Facebook can be a great platform for news, entertainment, blogs and expressing your opinions. With that being said, when was the last time you checked Facebook and did not see a single argumentative post?

In today’s society, there is a lot that people tend to disagree upon and feel the need to share their opinions loudly amongst social platforms. I am not saying that it is wrong to use Facebook or other platforms to express your opinions; however, I do believe that sometimes using social media to promote our opinions can cause a big shift in communication. Instead of communicating our opinions in a civil way, we end up attacking those who disagree with us.

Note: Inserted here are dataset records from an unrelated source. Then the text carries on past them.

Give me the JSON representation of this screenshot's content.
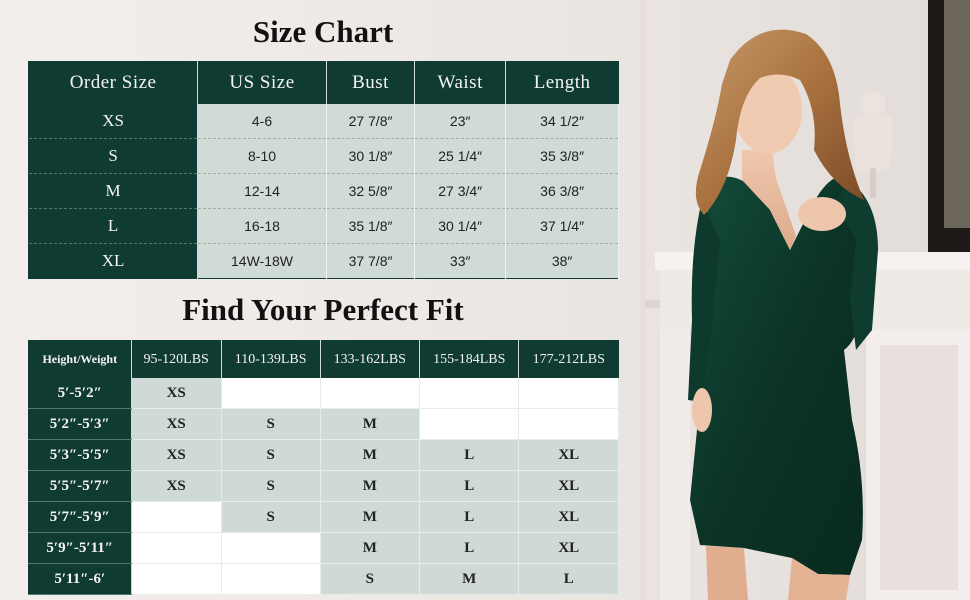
{
  "size_chart": {
    "title": "Size Chart",
    "headers": [
      "Order Size",
      "US Size",
      "Bust",
      "Waist",
      "Length"
    ],
    "rows": [
      [
        "XS",
        "4-6",
        "27 7/8″",
        "23″",
        "34 1/2″"
      ],
      [
        "S",
        "8-10",
        "30 1/8″",
        "25 1/4″",
        "35 3/8″"
      ],
      [
        "M",
        "12-14",
        "32 5/8″",
        "27 3/4″",
        "36 3/8″"
      ],
      [
        "L",
        "16-18",
        "35 1/8″",
        "30 1/4″",
        "37 1/4″"
      ],
      [
        "XL",
        "14W-18W",
        "37 7/8″",
        "33″",
        "38″"
      ]
    ]
  },
  "fit_chart": {
    "title": "Find Your Perfect Fit",
    "corner_label": "Height/Weight",
    "weights": [
      "95-120LBS",
      "110-139LBS",
      "133-162LBS",
      "155-184LBS",
      "177-212LBS"
    ],
    "rows": [
      {
        "height": "5′-5′2″",
        "sizes": [
          "XS",
          "",
          "",
          "",
          ""
        ]
      },
      {
        "height": "5′2″-5′3″",
        "sizes": [
          "XS",
          "S",
          "M",
          "",
          ""
        ]
      },
      {
        "height": "5′3″-5′5″",
        "sizes": [
          "XS",
          "S",
          "M",
          "L",
          "XL"
        ]
      },
      {
        "height": "5′5″-5′7″",
        "sizes": [
          "XS",
          "S",
          "M",
          "L",
          "XL"
        ]
      },
      {
        "height": "5′7″-5′9″",
        "sizes": [
          "",
          "S",
          "M",
          "L",
          "XL"
        ]
      },
      {
        "height": "5′9″-5′11″",
        "sizes": [
          "",
          "",
          "M",
          "L",
          "XL"
        ]
      },
      {
        "height": "5′11″-6′",
        "sizes": [
          "",
          "",
          "S",
          "M",
          "L"
        ]
      }
    ]
  },
  "colors": {
    "header_green": "#0f3b33",
    "cell_gray_green": "#d0dbd7",
    "dress_green": "#0d3a2c",
    "background": "#f1ecea"
  }
}
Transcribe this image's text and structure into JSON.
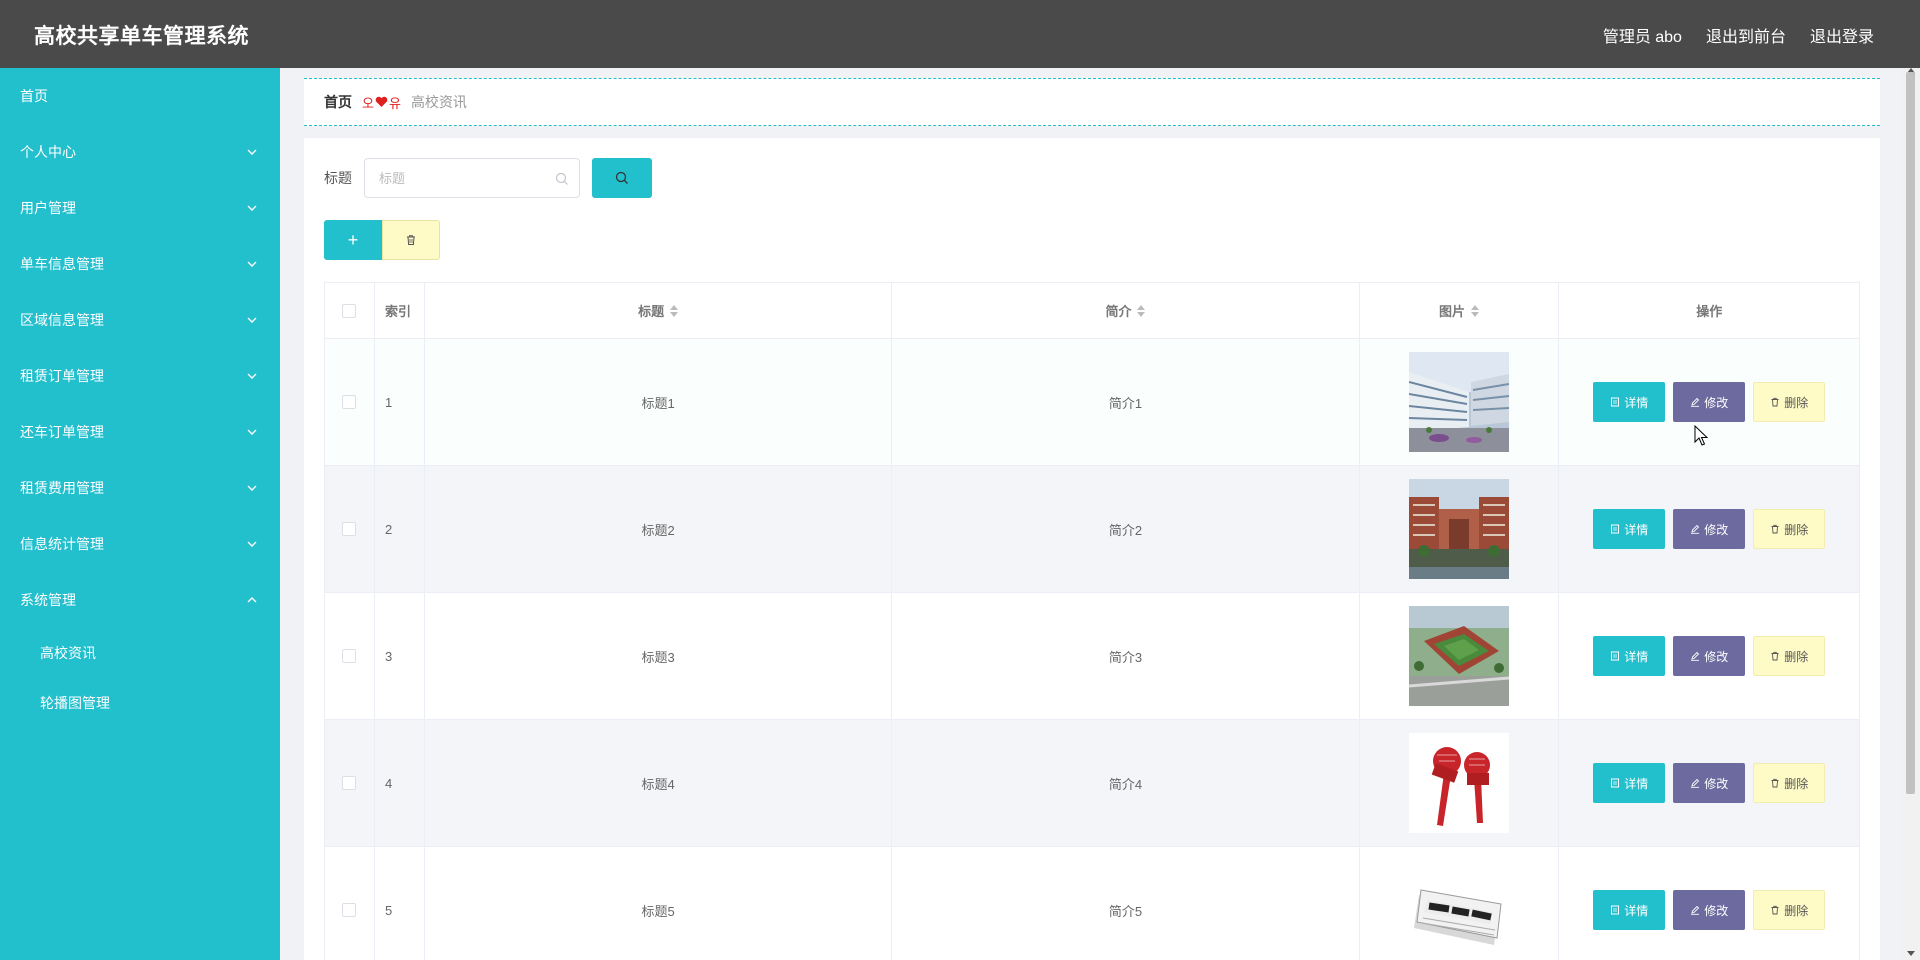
{
  "header": {
    "app_title": "高校共享单车管理系统",
    "user_label": "管理员 abo",
    "to_front": "退出到前台",
    "logout": "退出登录"
  },
  "sidebar": {
    "items": [
      {
        "label": "首页",
        "has_arrow": false
      },
      {
        "label": "个人中心",
        "has_arrow": true
      },
      {
        "label": "用户管理",
        "has_arrow": true
      },
      {
        "label": "单车信息管理",
        "has_arrow": true
      },
      {
        "label": "区域信息管理",
        "has_arrow": true
      },
      {
        "label": "租赁订单管理",
        "has_arrow": true
      },
      {
        "label": "还车订单管理",
        "has_arrow": true
      },
      {
        "label": "租赁费用管理",
        "has_arrow": true
      },
      {
        "label": "信息统计管理",
        "has_arrow": true
      },
      {
        "label": "系统管理",
        "has_arrow": true,
        "expanded": true
      }
    ],
    "submenu": [
      {
        "label": "高校资讯"
      },
      {
        "label": "轮播图管理"
      }
    ]
  },
  "breadcrumb": {
    "home": "首页",
    "sep_left": "오",
    "sep_right": "유",
    "current": "高校资讯"
  },
  "search": {
    "label": "标题",
    "placeholder": "标题",
    "value": ""
  },
  "toolbar": {
    "add_label": "+"
  },
  "table": {
    "headers": {
      "index": "索引",
      "title": "标题",
      "intro": "简介",
      "picture": "图片",
      "actions": "操作"
    },
    "rows": [
      {
        "index": "1",
        "title": "标题1",
        "intro": "简介1",
        "picture": "campus-building-photo"
      },
      {
        "index": "2",
        "title": "标题2",
        "intro": "简介2",
        "picture": "brick-campus-photo"
      },
      {
        "index": "3",
        "title": "标题3",
        "intro": "简介3",
        "picture": "stadium-aerial-photo"
      },
      {
        "index": "4",
        "title": "标题4",
        "intro": "简介4",
        "picture": "news-microphones-image"
      },
      {
        "index": "5",
        "title": "标题5",
        "intro": "简介5",
        "picture": "newspaper-image"
      }
    ],
    "action_labels": {
      "detail": "详情",
      "edit": "修改",
      "delete": "删除"
    }
  },
  "colors": {
    "accent": "#22bfcd",
    "header_bg": "#4a4a4a",
    "edit_btn": "#6c6a9f",
    "delete_btn": "#fffbc6"
  }
}
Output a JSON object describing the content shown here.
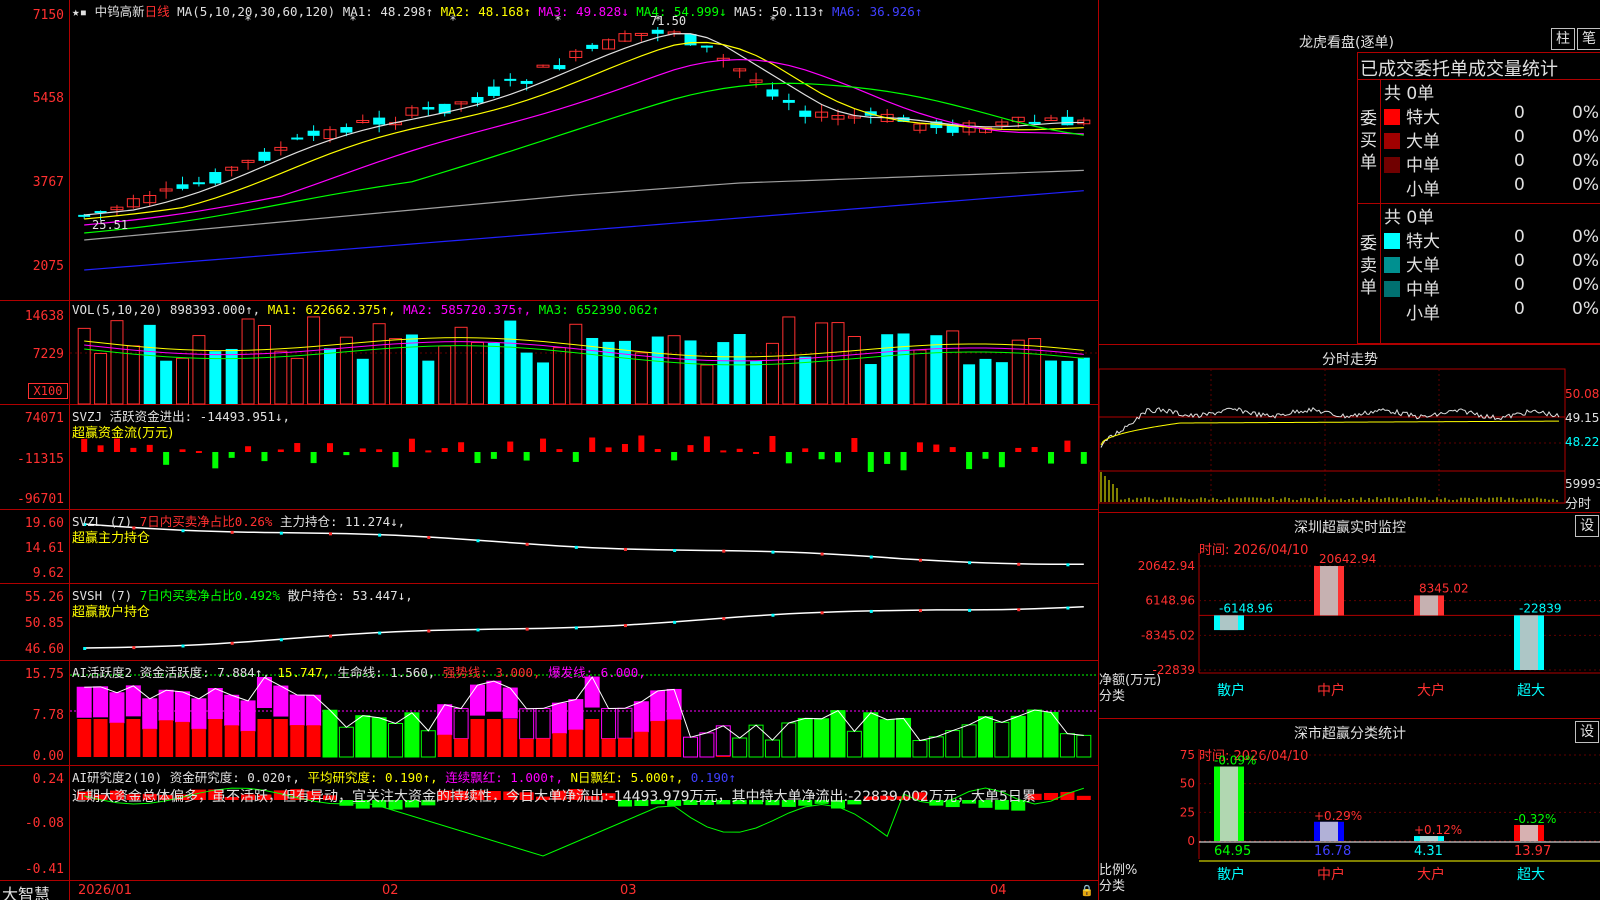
{
  "app": {
    "brand": "大智慧"
  },
  "stock": {
    "name": "中钨高新",
    "period": "日线"
  },
  "main_pane": {
    "ma_params": "MA(5,10,20,30,60,120)",
    "ma1": "MA1: 48.298↑",
    "ma2": "MA2: 48.168↑",
    "ma3": "MA3: 49.828↓",
    "ma4": "MA4: 54.999↓",
    "ma5": "MA5: 50.113↑",
    "ma6": "MA6: 36.926↑",
    "y_ticks": [
      "7150",
      "5458",
      "3767",
      "2075"
    ],
    "high_label": "71.50",
    "low_label": "25.51"
  },
  "vol_pane": {
    "title": "VOL(5,10,20) 898393.000↑,",
    "ma1": "MA1: 622662.375↑,",
    "ma2": "MA2: 585720.375↑,",
    "ma3": "MA3: 652390.062↑",
    "y_ticks": [
      "14638",
      "7229"
    ],
    "unit": "X100"
  },
  "svzj_pane": {
    "title": "SVZJ  活跃资金进出: -14493.951↓,",
    "subtitle": "超赢资金流(万元)",
    "y_ticks": [
      "74071",
      "-11315",
      "-96701"
    ]
  },
  "svzl_pane": {
    "title": "SVZL (7)",
    "net": "7日内买卖净占比0.26%",
    "hold": "主力持仓: 11.274↓,",
    "subtitle": "超赢主力持仓",
    "y_ticks": [
      "19.60",
      "14.61",
      "9.62"
    ]
  },
  "svsh_pane": {
    "title": "SVSH (7)",
    "net": "7日内买卖净占比0.492%",
    "hold": "散户持仓: 53.447↓,",
    "subtitle": "超赢散户持仓",
    "y_ticks": [
      "55.26",
      "50.85",
      "46.60"
    ]
  },
  "ai_active": {
    "title": "AI活跃度2 资金活跃度: 7.884↑,",
    "v2": "15.747,",
    "life": "生命线: 1.560,",
    "strong": "强势线: 3.000,",
    "burst": "爆发线: 6.000,",
    "y_ticks": [
      "15.75",
      "7.78",
      "0.00"
    ]
  },
  "ai_research": {
    "title": "AI研究度2(10) 资金研究度: 0.020↑,",
    "avg": "平均研究度: 0.190↑,",
    "cont": "连续飘红: 1.000↑,",
    "nday": "N日飘红: 5.000↑,",
    "last": "0.190↑",
    "comment": "近期大资金总体偏多，虽不活跃，但有异动，宜关注大资金的持续性，今日大单净流出:-14493.979万元，其中特大单净流出:-22839.002万元，大单5日累",
    "y_ticks": [
      "0.24",
      "-0.08",
      "-0.41"
    ]
  },
  "x_axis": [
    "2026/01",
    "02",
    "03",
    "04"
  ],
  "lhb": {
    "title": "龙虎看盘(逐单)",
    "btn_bar": "柱",
    "btn_pen": "笔",
    "header": "已成交委托单成交量统计",
    "buy_label": "委买单",
    "sell_label": "委卖单",
    "buy_total": "共 0单",
    "sell_total": "共 0单",
    "buy_rows": [
      {
        "name": "特大",
        "vol": "0",
        "pct": "0%",
        "color": "#ff0000"
      },
      {
        "name": "大单",
        "vol": "0",
        "pct": "0%",
        "color": "#a00000"
      },
      {
        "name": "中单",
        "vol": "0",
        "pct": "0%",
        "color": "#700000"
      },
      {
        "name": "小单",
        "vol": "0",
        "pct": "0%",
        "color": ""
      }
    ],
    "sell_rows": [
      {
        "name": "特大",
        "vol": "0",
        "pct": "0%",
        "color": "#00ffff"
      },
      {
        "name": "大单",
        "vol": "0",
        "pct": "0%",
        "color": "#009090"
      },
      {
        "name": "中单",
        "vol": "0",
        "pct": "0%",
        "color": "#007070"
      },
      {
        "name": "小单",
        "vol": "0",
        "pct": "0%",
        "color": ""
      }
    ]
  },
  "intraday": {
    "title": "分时走势",
    "prices": [
      "50.08",
      "49.15",
      "48.22"
    ],
    "vol_label": "59993",
    "unit": "分时"
  },
  "sz_monitor": {
    "title": "深圳超赢实时监控",
    "btn": "设",
    "time": "时间: 2026/04/10",
    "y_ticks": [
      "20642.94",
      "6148.96",
      "-8345.02",
      "-22839"
    ],
    "ylabel": "净额(万元)",
    "xlabel": "分类",
    "categories": [
      "散户",
      "中户",
      "大户",
      "超大"
    ],
    "values": [
      -6148.96,
      20642.94,
      8345.02,
      -22839
    ],
    "value_labels": [
      "-6148.96",
      "20642.94",
      "8345.02",
      "-22839"
    ]
  },
  "sz_class": {
    "title": "深市超赢分类统计",
    "btn": "设",
    "time": "时间: 2026/04/10",
    "y_ticks": [
      "75",
      "50",
      "25",
      "0"
    ],
    "ylabel": "比例%",
    "xlabel": "分类",
    "categories": [
      "散户",
      "中户",
      "大户",
      "超大"
    ],
    "values": [
      64.95,
      16.78,
      4.31,
      13.97
    ],
    "changes": [
      "-0.09%",
      "+0.29%",
      "+0.12%",
      "-0.32%"
    ]
  }
}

We end up causing a bigger problem by attempting to fabricate what we are trying to get across to our audience in 140 characters or less. Many automatically jump to conclusions based upon a short comment that is not meant to be portrayed the way they believe it to be. When we fall into a pattern of misinterpreting communication, we begin to ruin relationships with other individuals and still continue to take to social media with our feelings.

Twitter is notoriously known for “subtweeting,” which is commonly defined as the act of posting about a certain individual without mentioning them. When an individual does this, they leave their comment up to interpretation in hopes that the target of their words will see it and feel pain or guilt. In these situations, often there is a comeback from the other side of the argument, only creating a deeper divide ineffective communication.

Often times, words will be misinterpreted in a way that the tweeter did not mean for. When this happens, many times it ultimately ruins relationships by slandering both parties for what has been said. Now once it is out in social media, there is no way to get it back; most likely at least one other person saw it, and most likely misconstructed its meaning.

Social media is not always the answer for everything and can be a problem if we continue to let it be. In order to increase effective communication, take things with a grain of salt, choose to keep certain things off of social media, and in the end, instead of posting about conflicts, choose to discuss things face to face to prevent miscommunication.

Social media can be a great thing if we allow it to be.